The psychoanalytic interpretations of this painting are several. The treats of Goliat’s head are obviously the recognizable ones of Caravaggio, and they have an obvious origin: from that sentence in Rome, the decapitation will be a constant in his artistic production, a way to exorcise the fear of dying for that fate. Unlike the previous representations of that subject, however, Goliath appears as old, suffering, the image of abandonment. David, instead, has for the first time an expression of compassion and pity, the violence is completely absent from his face, the gaze shows no anger for Goliath’s sins. Almost a merciful eye. There are some interpretations that see also David as a self-portrait, this time representing the young Caravaggio, still clean, out of the life of perdition that will follow him afterwards. On the sword you can read the letters “H-AS OS”, from the Augustinian motto “Humilitas Occidit Superbiam“, Humility Kills Pride. The painting represents therefore the young and pure Caravaggio that erases the old and sinful Caravaggio, through the decapitation that followed him for years. An admission of guilt, and at the same time a request for pity on the errors committed. The pity that we can see in David’s face.

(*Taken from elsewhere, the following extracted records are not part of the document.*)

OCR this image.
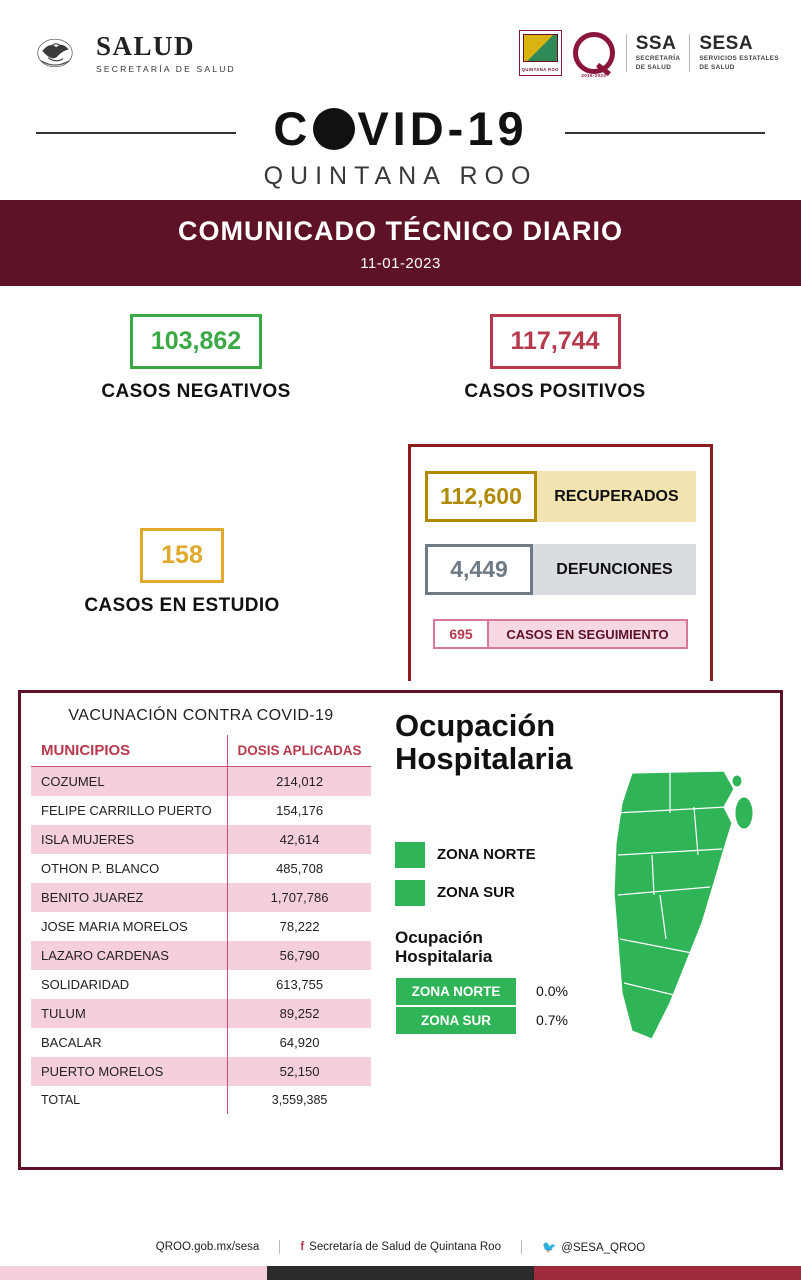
SALUD
SECRETARÍA DE SALUD	QUINTANA ROO
2016-2023
SSA
SECRETARÍA
DE SALUD
SESA
SERVICIOS ESTATALES
DE SALUD
C VID-19
QUINTANA ROO
COMUNICADO TÉCNICO DIARIO
11-01-2023
103,862
CASOS NEGATIVOS
117,744
CASOS POSITIVOS
158
CASOS EN ESTUDIO
112,600	RECUPERADOS
4,449	DEFUNCIONES
695	CASOS EN SEGUIMIENTO
VACUNACIÓN CONTRA COVID-19
MUNICIPIOS	DOSIS APLICADAS
COZUMEL	214,012
FELIPE CARRILLO PUERTO	154,176
ISLA MUJERES	42,614
OTHON P. BLANCO	485,708
BENITO JUAREZ	1,707,786
JOSE MARIA MORELOS	78,222
LAZARO CARDENAS	56,790
SOLIDARIDAD	613,755
TULUM	89,252
BACALAR	64,920
PUERTO MORELOS	52,150
TOTAL	3,559,385
Ocupación
Hospitalaria
ZONA NORTE
ZONA SUR
Ocupación
Hospitalaria
ZONA NORTE	0.0%
ZONA SUR	0.7%
QROO.gob.mx/sesa	f Secretaría de Salud de Quintana Roo	🐦 @SESA_QROO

Caravaggio will attach the David with the head of Goliath into his last request for grace, sent to Cardinal Scipione Borghese as mediator on Pope Paul V. The suffering face of the beheaded Goliath apparently worked: the year after, Caravaggio came to the rumor that the Pope was preparing the revocation of the death sentence, and gets istantly into a small boat directed to Porto Ercole, which would make a short stopover in Ladispoli, not far from Rome. According to the legend, Caravaggio brought with him several paintings, which would represent the price to be paid to Cardinal Scipione Borghese in exchange for the definitive freedom. The boat stopped in Ladispoli, Caravaggio landed there and the boat left immediately, carrying those canvases of vital importance. Caravaggio managed to rent a second boat to reach Porto Ercole, but the boat was probably already on the way back. Caravaggio will die in a sanitarium in Porto Ercole, for an intestinal infection, without having obtained the much coveted freedom. The Pope’s grace will be sent a few days later, towards Naples, when Caravaggio was already buried.

The decapitation never happened, but that face marked by a sinful life didn’t succeed to obtain the mercy he often painted.